Regarding the RIP routing protocol, when tweaking the timers using the "timers basic" command there is a holddown parameter. According to the command reference, a route enters the holddown state when "an update packet is received that indicates the route is unreachable".

However, is this possible in RIP? The only way to declare a route unreachable in RIP is to send an advertisement with metric set to 16. As far as I know, upon receiving such information, the route is immediately removed from the routing table, instead of going into holddown.

As I see it, the only way for a route to enter the holddown state in RIP is an absence of RIP advertisements for this network during the "invalid" period since the last RIP update.

Am I perhaps missing anything? Thanks for any guidance!

Best regards,

Peter

14 Replies 14

Jon Marshall
Hall of Fame
Hall of Fame

Hi Peter

A route enters the holdown state when the router receives an update with a higher metric than the one recorded in the routing table. So it does not mean that the route update indicates that the route is unreachable just that it's metric has increased.

HTH

Jon

Hi Jon,

An interesting idea! However, the router may receive various updates from different neighbors which may contain different metrics to the same network.

It would be logical to say that the route enter the holddown state when the router receives an update from the current next hop that contains a higher metric than currently recorded in the routing table.

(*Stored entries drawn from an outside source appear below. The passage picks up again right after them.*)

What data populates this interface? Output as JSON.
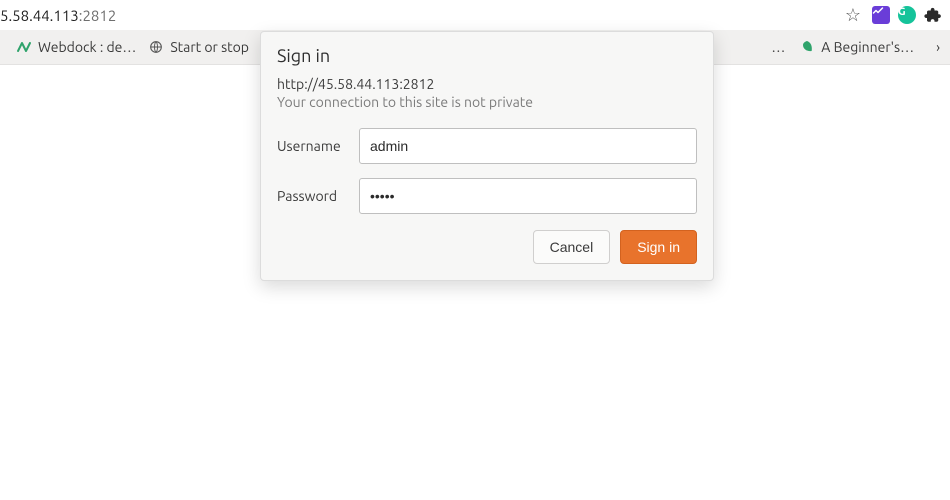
{
  "omnibox": {
    "host_fragment": "5.58.44.113",
    "port_fragment": ":2812"
  },
  "toolbar": {
    "star_title": "Bookmark this page",
    "ext_purple_label": "~",
    "ext_green_label": "G",
    "ext_puzzle_title": "Extensions"
  },
  "bookmarks": {
    "items": [
      {
        "label": "Webdock : de…"
      },
      {
        "label": "Start or stop"
      }
    ],
    "ellipsis_middle": "…",
    "right_item": {
      "label": "A Beginner's…"
    },
    "overflow_title": "More bookmarks"
  },
  "dialog": {
    "title": "Sign in",
    "url_line": "http://45.58.44.113:2812",
    "warning": "Your connection to this site is not private",
    "username_label": "Username",
    "password_label": "Password",
    "username_value": "admin",
    "password_value": "•••••",
    "cancel_label": "Cancel",
    "signin_label": "Sign in"
  }
}
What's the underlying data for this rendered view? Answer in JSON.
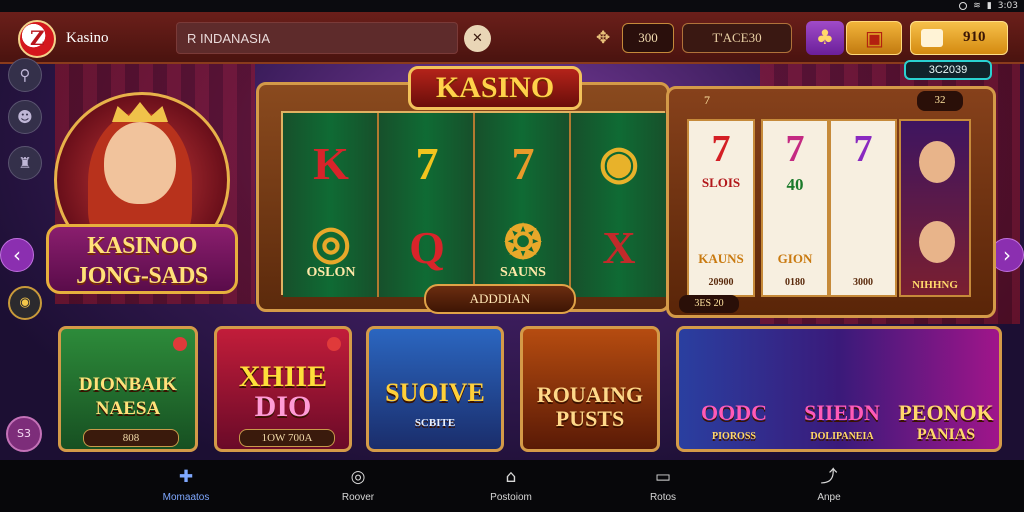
{
  "status_bar": {
    "time": "3:03"
  },
  "header": {
    "app_name": "Kasino",
    "search_value": "R INDANASIA",
    "coin_count": "300",
    "balance_label": "T'ACE30",
    "gold_amount": "910"
  },
  "hero": {
    "title_line1": "KASINOO",
    "title_line2": "JONG-SADS"
  },
  "slot_machine": {
    "title": "KASINO",
    "reels": [
      {
        "top": "K",
        "bottom": "Q",
        "bottom_label": "OSLON"
      },
      {
        "top": "7",
        "bottom": "Q",
        "bottom_label": ""
      },
      {
        "top": "7",
        "bottom": "",
        "bottom_label": "SAUNS"
      },
      {
        "top": "",
        "bottom": "X",
        "bottom_label": ""
      }
    ],
    "spin_label": "ADDDIAN"
  },
  "second_machine": {
    "header": "7",
    "badge": "32",
    "jackpot": "3C2039",
    "footer": "3ES 20",
    "reels": [
      {
        "symbol": "7",
        "label": "SLOIS",
        "sub": "KAUNS",
        "foot": "20900"
      },
      {
        "symbol": "7",
        "label": "40",
        "sub": "GION",
        "foot": "0180"
      },
      {
        "symbol": "7",
        "label": "",
        "sub": "",
        "foot": "3000"
      }
    ],
    "portrait_label": "NIHHNG"
  },
  "tiles": [
    {
      "name_line1": "DIONBAIK",
      "name_line2": "NAESA",
      "foot": "808"
    },
    {
      "name_line1": "XHIIE",
      "name_line2": "DIO",
      "foot": "1OW 700A"
    },
    {
      "name_line1": "SUOIVE",
      "name_line2": "SCBITE",
      "foot": ""
    },
    {
      "name_line1": "ROUAING",
      "name_line2": "PUSTS",
      "foot": ""
    },
    {
      "name_a": "OODC",
      "sub_a": "PIOROSS",
      "name_b": "SIIEDN",
      "sub_b": "DOLIPANEIA",
      "name_c": "PEONOK",
      "sub_c": "PANIAS"
    }
  ],
  "rail": {
    "badge": "S3"
  },
  "nav": [
    {
      "label": "Momaatos",
      "icon": "puzzle-icon"
    },
    {
      "label": "Roover",
      "icon": "clock-icon"
    },
    {
      "label": "Postoiom",
      "icon": "home-icon"
    },
    {
      "label": "Rotos",
      "icon": "ticket-icon"
    },
    {
      "label": "Anpe",
      "icon": "share-icon"
    }
  ]
}
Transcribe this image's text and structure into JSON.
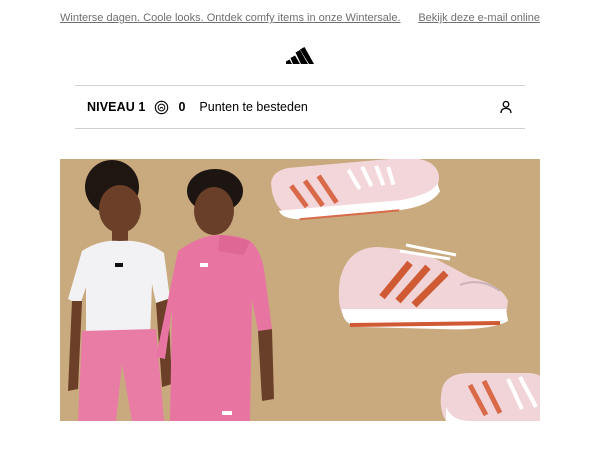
{
  "header": {
    "promo_link": "Winterse dagen. Coole looks. Ontdek comfy items in onze Wintersale.",
    "view_online": "Bekijk deze e-mail online"
  },
  "brand": {
    "logo_icon": "adidas-logo-icon"
  },
  "loyalty": {
    "level": "NIVEAU 1",
    "points_icon": "points-coin-icon",
    "points": "0",
    "points_label": "Punten te besteden",
    "account_icon": "user-icon"
  },
  "hero": {
    "icon": "kids-and-sneakers-image",
    "background": "#c9aa7e"
  },
  "colors": {
    "accent_pink": "#e8799f",
    "shoe_stripe": "#cf5a34",
    "text_muted": "#6f6f6f"
  }
}
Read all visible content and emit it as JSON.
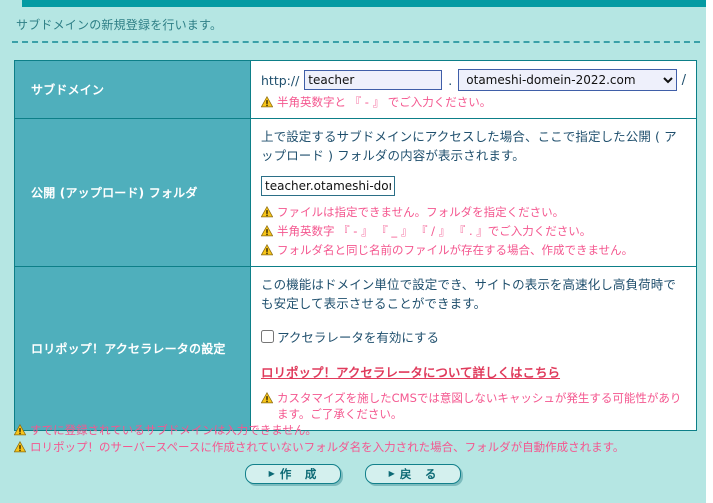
{
  "page": {
    "intro_text": "サブドメインの新規登録を行います。",
    "accent_color": "#049ba3",
    "label_bg_color": "#4fafbc",
    "warn_color": "#f4578f",
    "link_color": "#e03b5c"
  },
  "rows": [
    {
      "label": "サブドメイン",
      "protocol": "http://",
      "subdomain_value": "teacher",
      "subdomain_placeholder": "",
      "separator": ".",
      "domain_selected": "otameshi-domein-2022.com",
      "domain_options": [
        "otameshi-domein-2022.com"
      ],
      "trailing_slash": "/",
      "warnings": [
        "半角英数字と 『 - 』 でご入力ください。"
      ]
    },
    {
      "label": "公開 (アップロード) フォルダ",
      "description": "上で設定するサブドメインにアクセスした場合、ここで指定した公開 ( アップロード ) フォルダの内容が表示されます。",
      "folder_value": "teacher.otameshi-dome",
      "folder_placeholder": "",
      "warnings": [
        "ファイルは指定できません。フォルダを指定ください。",
        "半角英数字 『 - 』 『 _ 』 『 / 』 『 . 』でご入力ください。",
        "フォルダ名と同じ名前のファイルが存在する場合、作成できません。"
      ]
    },
    {
      "label": "ロリポップ！アクセラレータの設定",
      "description": "この機能はドメイン単位で設定でき、サイトの表示を高速化し高負荷時でも安定して表示させることができます。",
      "checkbox_label": "アクセラレータを有効にする",
      "checkbox_checked": false,
      "link_text": "ロリポップ！アクセラレータについて詳しくはこちら",
      "warnings": [
        "カスタマイズを施したCMSでは意図しないキャッシュが発生する可能性があります。ご了承ください。"
      ]
    }
  ],
  "footnotes": [
    "すでに登録されているサブドメインは入力できません。",
    "ロリポップ！のサーバースペースに作成されていないフォルダ名を入力された場合、フォルダが自動作成されます。"
  ],
  "buttons": {
    "submit_label": "作　成",
    "back_label": "戻　る",
    "marker": "▶"
  },
  "icons": {
    "warning": "warning-triangle-icon",
    "dropdown": "chevron-down-icon"
  }
}
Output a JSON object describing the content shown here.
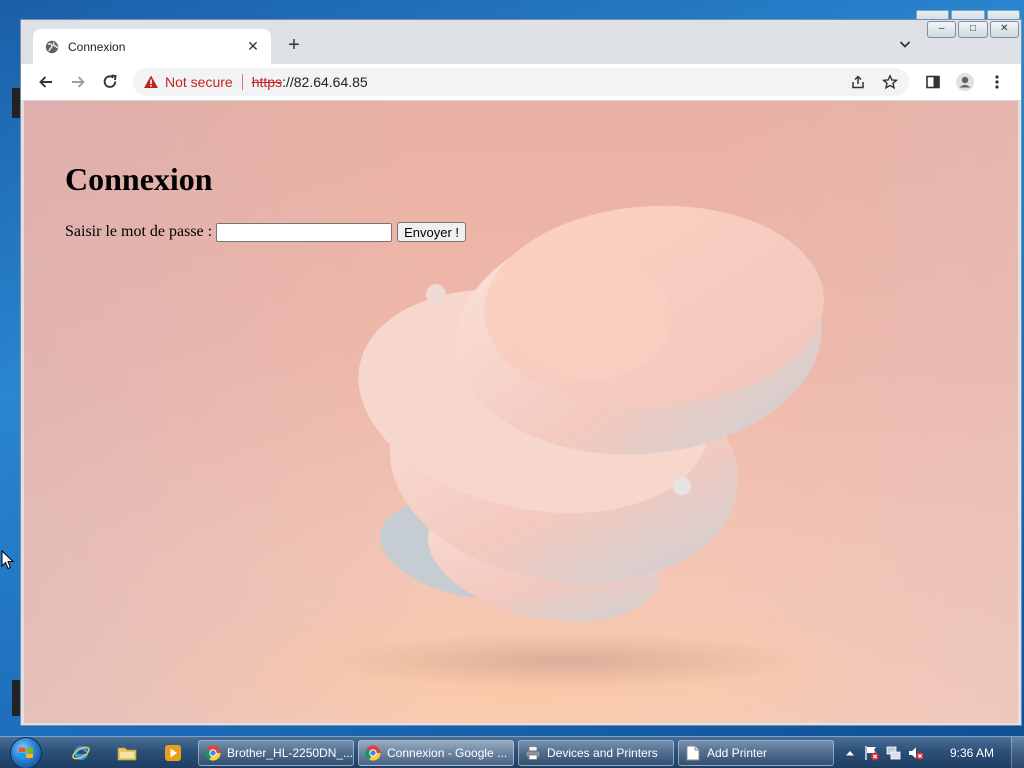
{
  "browser": {
    "tab_title": "Connexion",
    "tab_close_glyph": "✕",
    "new_tab_glyph": "+",
    "omnibox": {
      "security_label": "Not secure",
      "scheme": "https",
      "host": "://82.64.64.85"
    },
    "icons": {
      "back": "back-arrow-icon",
      "forward": "forward-arrow-icon",
      "reload": "reload-icon",
      "warning": "warning-triangle-icon",
      "share": "share-icon",
      "bookmark": "star-icon",
      "side_panel": "side-panel-icon",
      "profile": "profile-icon",
      "menu": "kebab-menu-icon"
    }
  },
  "page": {
    "heading": "Connexion",
    "password_label": "Saisir le mot de passe :",
    "password_value": "",
    "submit_label": "Envoyer !"
  },
  "taskbar": {
    "tasks": [
      {
        "label": "Brother_HL-2250DN_...",
        "icon": "chrome-icon",
        "active": false
      },
      {
        "label": "Connexion - Google ...",
        "icon": "chrome-icon",
        "active": true
      },
      {
        "label": "Devices and Printers",
        "icon": "printer-icon",
        "active": false
      },
      {
        "label": "Add Printer",
        "icon": "document-icon",
        "active": false
      }
    ],
    "clock": "9:36 AM"
  },
  "colors": {
    "accent_warning": "#c5221f",
    "taskbar": "#2c4f78"
  }
}
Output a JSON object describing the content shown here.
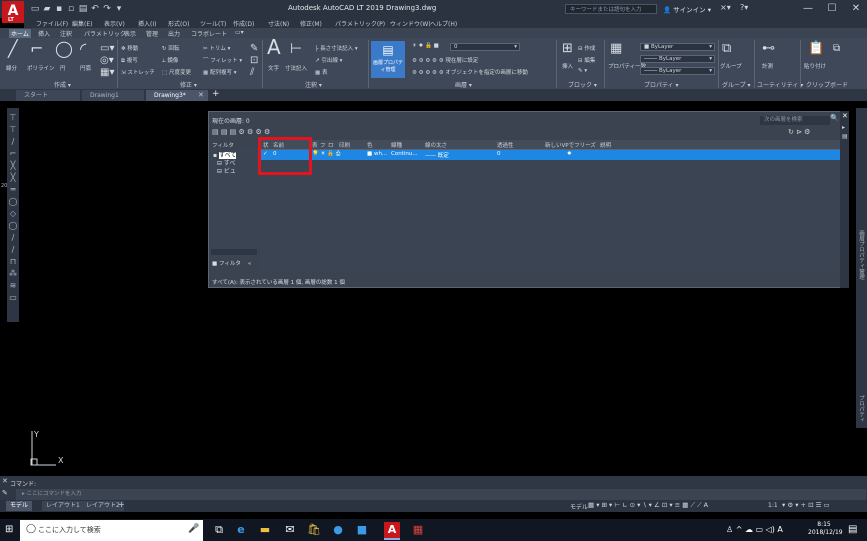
{
  "window": {
    "title": "Autodesk AutoCAD LT 2019    Drawing3.dwg",
    "search_placeholder": "キーワードまたは語句を入力",
    "signin": "サインイン",
    "logo_sub": "LT"
  },
  "menubar": [
    "ファイル(F)",
    "編集(E)",
    "表示(V)",
    "挿入(I)",
    "形式(O)",
    "ツール(T)",
    "作成(D)",
    "寸法(N)",
    "修正(M)",
    "パラメトリック(P)",
    "ウィンドウ(W)",
    "ヘルプ(H)"
  ],
  "ribbon_tabs": [
    "ホーム",
    "挿入",
    "注釈",
    "パラメトリック",
    "表示",
    "管理",
    "出力",
    "コラボレート"
  ],
  "ribbon": {
    "draw": {
      "label": "作成",
      "tools": [
        "線分",
        "ポリライン",
        "円",
        "円弧"
      ]
    },
    "modify": {
      "label": "修正",
      "tools": [
        "移動",
        "回転",
        "トリム",
        "複写",
        "鏡像",
        "フィレット",
        "ストレッチ",
        "尺度変更",
        "配列複写"
      ]
    },
    "annotation": {
      "label": "注釈",
      "tools": [
        "文字",
        "寸法記入",
        "長さ寸法記入",
        "引出線",
        "表"
      ]
    },
    "layers": {
      "label": "画層",
      "button": "画層プロパティ管理",
      "current_layer": "0",
      "items": [
        "現在層に設定",
        "オブジェクトを指定の画層に移動"
      ]
    },
    "block": {
      "label": "ブロック",
      "items": [
        "挿入",
        "作成",
        "編集"
      ]
    },
    "properties": {
      "label": "プロパティ",
      "color": "ByLayer",
      "linetype": "ByLayer",
      "lineweight": "ByLayer",
      "button": "プロパティ一致"
    },
    "groups": {
      "label": "グループ",
      "button": "グループ"
    },
    "utilities": {
      "label": "ユーティリティ",
      "button": "計測"
    },
    "clipboard": {
      "label": "クリップボード",
      "button": "貼り付け"
    }
  },
  "doc_tabs": [
    "スタート",
    "Drawing1",
    "Drawing3*"
  ],
  "layer_palette": {
    "current_layer": "現在の画層: 0",
    "search_placeholder": "次の画層を検索",
    "filter_label": "フィルタ",
    "filter_tree": [
      "すべて",
      "すべ",
      "ビュ"
    ],
    "columns": [
      "状",
      "名前",
      "表",
      "フ",
      "ロ",
      "印刷",
      "色",
      "線種",
      "線の太さ",
      "透過性",
      "新しいVPでフリーズ",
      "説明"
    ],
    "rows": [
      {
        "status": "✓",
        "name": "0",
        "color": "wh...",
        "linetype": "Continu...",
        "lineweight": "—— 既定",
        "transparency": "0"
      }
    ],
    "invert_filter": "フィルタ",
    "footer": "すべて(A): 表示されている画層 1 個, 画層の総数 1 個"
  },
  "side_labels": {
    "palette_title": "画層プロパティ管理",
    "props": "プロパティ"
  },
  "ruler_number": "20",
  "command": {
    "label": "コマンド:",
    "placeholder": "ここにコマンドを入力"
  },
  "layout_tabs": [
    "モデル",
    "レイアウト1",
    "レイアウト2"
  ],
  "status_right": {
    "model": "モデル",
    "scale": "1:1"
  },
  "taskbar": {
    "search": "ここに入力して検索",
    "time": "8:15",
    "date": "2018/12/19",
    "ime": "A"
  }
}
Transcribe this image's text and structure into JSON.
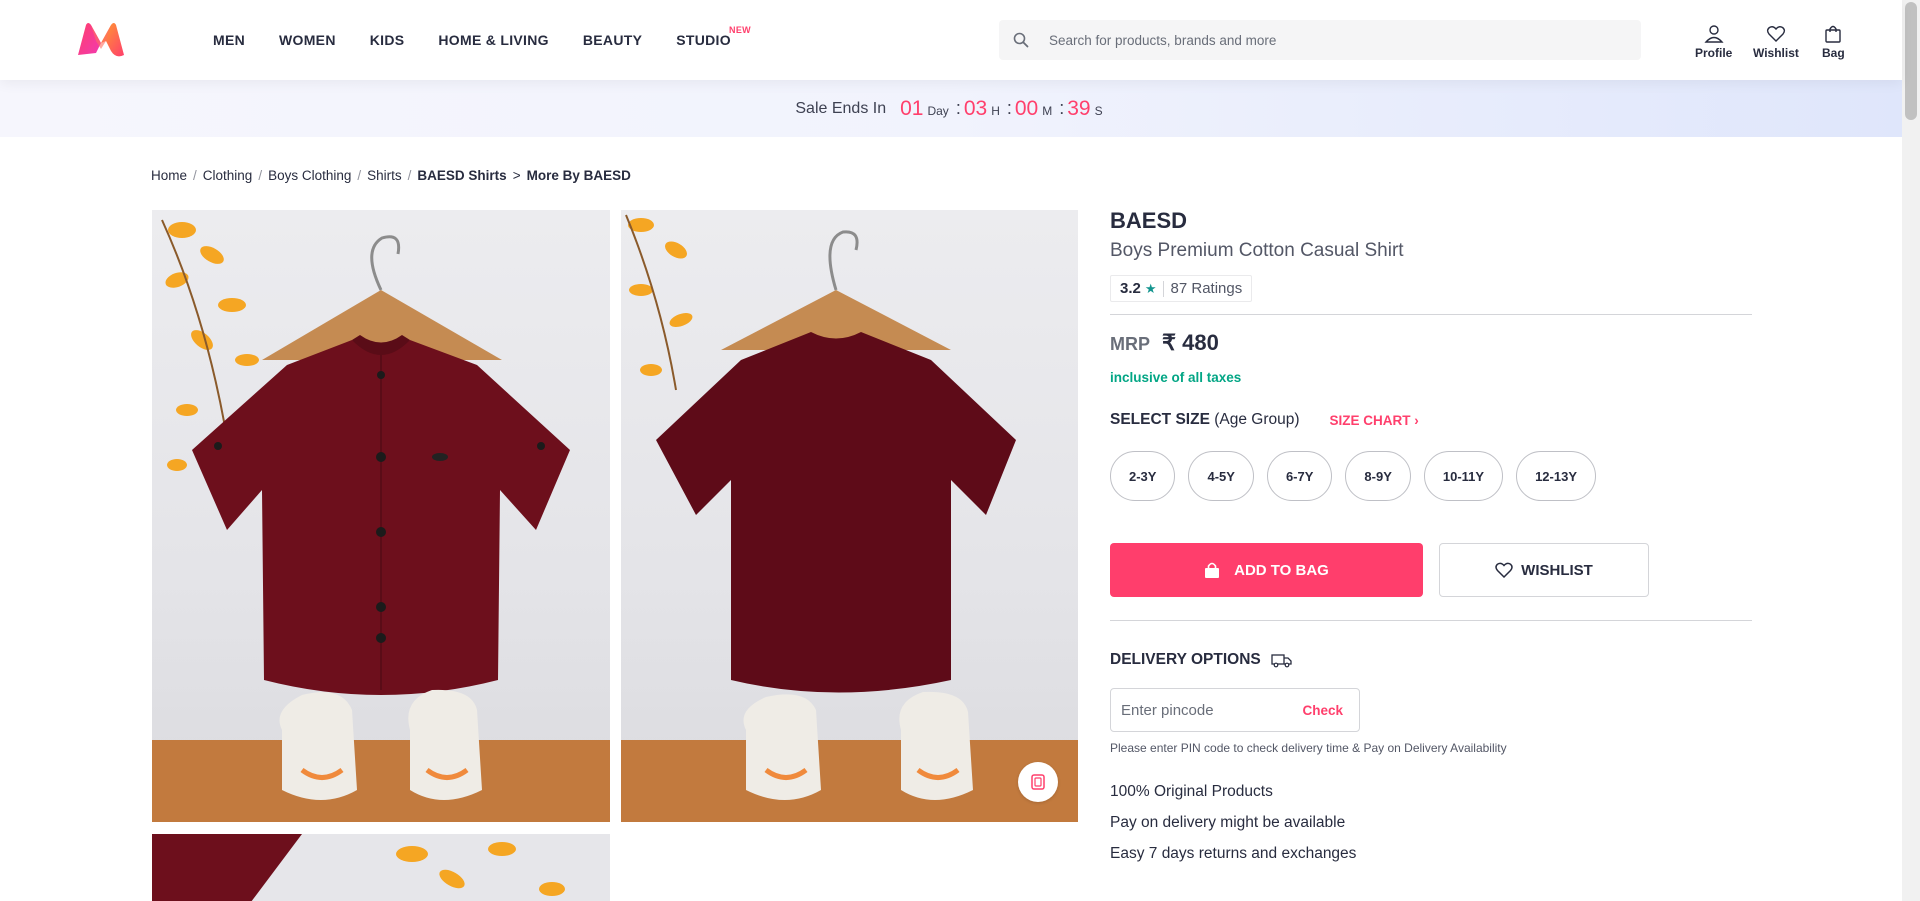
{
  "header": {
    "nav": [
      {
        "label": "MEN"
      },
      {
        "label": "WOMEN"
      },
      {
        "label": "KIDS"
      },
      {
        "label": "HOME & LIVING"
      },
      {
        "label": "BEAUTY"
      },
      {
        "label": "STUDIO",
        "badge": "NEW"
      }
    ],
    "search_placeholder": "Search for products, brands and more",
    "actions": {
      "profile": "Profile",
      "wishlist": "Wishlist",
      "bag": "Bag"
    }
  },
  "sale": {
    "label": "Sale Ends In",
    "day": "01",
    "day_unit": "Day",
    "hours": "03",
    "hours_unit": "H",
    "minutes": "00",
    "minutes_unit": "M",
    "seconds": "39",
    "seconds_unit": "S"
  },
  "breadcrumb": [
    "Home",
    "Clothing",
    "Boys Clothing",
    "Shirts",
    "BAESD Shirts",
    "More By BAESD"
  ],
  "product": {
    "brand": "BAESD",
    "name": "Boys Premium Cotton Casual Shirt",
    "rating": "3.2",
    "ratings_count": "87 Ratings",
    "mrp_label": "MRP",
    "price": "₹ 480",
    "tax_note": "inclusive of all taxes",
    "size_title": "SELECT SIZE",
    "size_sub": "(Age Group)",
    "size_chart": "SIZE CHART",
    "sizes": [
      "2-3Y",
      "4-5Y",
      "6-7Y",
      "8-9Y",
      "10-11Y",
      "12-13Y"
    ],
    "add_to_bag": "ADD TO BAG",
    "wishlist": "WISHLIST"
  },
  "delivery": {
    "title": "DELIVERY OPTIONS",
    "pincode_placeholder": "Enter pincode",
    "check": "Check",
    "note": "Please enter PIN code to check delivery time & Pay on Delivery Availability",
    "features": [
      "100% Original Products",
      "Pay on delivery might be available",
      "Easy 7 days returns and exchanges"
    ]
  },
  "colors": {
    "accent": "#ff3f6c",
    "shirt": "#6d0f1c",
    "tax_green": "#03a685"
  }
}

However, even this explanation leaves me a bit confused. When a route enters the holddown state, it is - according to the Command Reference - advertised as unreachable by the router. This would mean that all upstream routers would remove this route from the routing table. I have never noticed this behavior, though.

I will check it on a testing topology and will be back in a while.

Thanks!

Peter

Peter

Yes apologes for that, i wasn't specific enough in what i said. You are quite right in that it would be an update from the current next hop otherwise it really wouldn't work that well :)

Jon

Hi Jon,

So I've made a simple experiment - three routers R1, R2, R3 interconnected in a row. The topology was running RIPv2. One of the edge routers, say R1, was also advertising a loopback network.

I have then applied the offset list on the R1 router to increase the metric of the advertised loopback network. The routers R2 and R3 have adapted immediately. No sign of any going through the holddown state appeared.

So the holddown in RIP appears to me to be... I don't know. I can't recreate the conditions under which it appears.

Best regards,

Peter

Peter,

As far as I can remember the hold down timer comes into play only when the router doesn't receive any updates for a network for 3 mins (default) from the router that originially advertised the best route to that network.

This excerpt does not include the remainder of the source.